Many students have found their passions and reached their career goals thanks to guidance from faculty and staff in the MU College of Agriculture, Food and Natural Resources (CAFNR) and the variety of opportunities available.
With 15 degree areas, 24 emphasis areas and 16 minors, CAFNR has a multitude of options for students pursuing a career within the agriculture industry. While all of these educational paths can lead to success, each student’s journey leads to a unique blend of knowledge and experiences to pass on to current CAFNR students.
Here are the stories of just a few recent graduates.
Maggie Hardwick, B.S. ’15, science and agricultural journalism with an emphasis in strategic communications and natural resources. In addition, Hardwick minored in agricultural leadership, agricultural economics, psychology, and earned a certificate in multicultural issues. Hardwick was an active student earning the title of CAFNR Outstanding Senior and a Mizzou ’39 membership. Today, she works for Cargill Meat Solutions as a sales professional focused on beef sales. Because Cargill operates on such a large scale, Hardwick’s daily tasks are more focused on maintaining existing customer relationships rather than seeking new sales.
“I continue to build relationships with my customers and work with them to provide as much product as we possibly can while negotiating pricing,” Hardwick said.
Hardwick loves the work she is doing now, and recognizes the impact that CAFNR has had on her career.
“Because of our college’s outstanding reputation with employers, I was able to get internships as a sophomore that were geared towards juniors and seniors,” Hardwick said. “CAFNR creates well-rounded students – you leave not only with the knowledge to succeed, but also the personality that people want in a coworker.”
Kody Raines. B.S. ’13, agribusiness management with a minor in international agriculture. Today, Raines works in Elizabeth City, North Carolina, for Lansing Trade Group. During his time at MU, Raines worked as an intern at CAFNR Career Services. In this position, he had the opportunity to meet multiple employers, which eventually led to a career with Lansing.
Raines enjoyed many aspects of CAFNR, but especially having the ability to take diverse classes that helped him learn about different aspects of the agriculture industry.
“CAFNR was diligent in putting me in front of different career paths,” Raines said. “I participated in career fairs and John Brown and Dickinson Scholars. Both opportunities helped me explore different job positions, and ask industry professionals, mostly alumni, questions about their daily activities and challenges. After narrowing my options, I leaned on internships to test myself and discovered my passion for grain merchandising.”

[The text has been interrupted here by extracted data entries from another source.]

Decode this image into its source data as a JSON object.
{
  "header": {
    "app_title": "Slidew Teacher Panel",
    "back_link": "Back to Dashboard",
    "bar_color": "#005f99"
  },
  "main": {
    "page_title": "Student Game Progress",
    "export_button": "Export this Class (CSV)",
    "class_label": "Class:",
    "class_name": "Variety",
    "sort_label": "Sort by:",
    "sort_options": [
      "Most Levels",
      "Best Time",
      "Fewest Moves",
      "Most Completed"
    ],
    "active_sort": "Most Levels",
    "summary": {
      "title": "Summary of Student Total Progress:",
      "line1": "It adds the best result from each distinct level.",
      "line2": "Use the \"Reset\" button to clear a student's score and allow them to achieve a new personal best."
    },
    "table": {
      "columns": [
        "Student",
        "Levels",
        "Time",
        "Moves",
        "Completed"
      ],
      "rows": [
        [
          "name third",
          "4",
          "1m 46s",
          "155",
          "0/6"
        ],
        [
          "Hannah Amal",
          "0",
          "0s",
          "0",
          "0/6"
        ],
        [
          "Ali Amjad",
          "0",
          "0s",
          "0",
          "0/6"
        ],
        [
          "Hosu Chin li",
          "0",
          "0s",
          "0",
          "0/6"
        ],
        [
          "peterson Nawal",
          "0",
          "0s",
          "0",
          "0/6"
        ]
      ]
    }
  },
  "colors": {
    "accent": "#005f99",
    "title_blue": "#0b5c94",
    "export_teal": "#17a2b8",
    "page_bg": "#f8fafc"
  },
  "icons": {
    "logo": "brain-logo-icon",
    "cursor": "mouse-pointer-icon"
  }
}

Natalie Helms, B.S. ’16, science and agricultural journalism. Helms now works as a newspaper reporter for Chilkat Valley News in Haines, Alaska. She said she discovered her love for Alaska while interning there in the summer of 2015. After graduation, a reporter position opened up, and Helms decided to return to Haines. Today she is reporting breaking news, writing feature stories and doing just about everything in between.
Helms is happy where she is for now, but says her dream job would be to work in public relations or communications for a wildlife organization.
In terms of CAFNR, Helms enjoyed the personalized aspects of her educational path.
“The science and agricultural journalism program really gave me the opportunity to customize the classes I was taking,” Helms said.
Having the opportunity to not only learn about journalism, but also photography, forestry and wildlife allowed her to pursue what she is truly passionate about.
“I really loved my time at Mizzou, and I loved my major. I feel that I was definitely prepared to take this job,” Helms said.
Nathan Isakson, B.S. ’14 agricultural systems management and agricultural education. Isakson now works as the agricultural instructor and FFA adviser in Ash Grove, Missouri.
“I think there are a lot of things CAFNR students get outside of the classroom,” Isakson said, referring to his time in CAFNR.
Isakson’s personal favorite was the networking with potential employers and students. Because students in CAFNR come from a variety of backgrounds, a lot can be learned from peer interaction. These unique opportunities helped Isakson have a more well-rounded view of the agriculture industry, and helped him be better prepared for his career.
“As far as I’m concerned, Mizzou is our top ag college,” Isakson said. “We hold ourselves to a very high standard that is consistent with what employers are looking for.”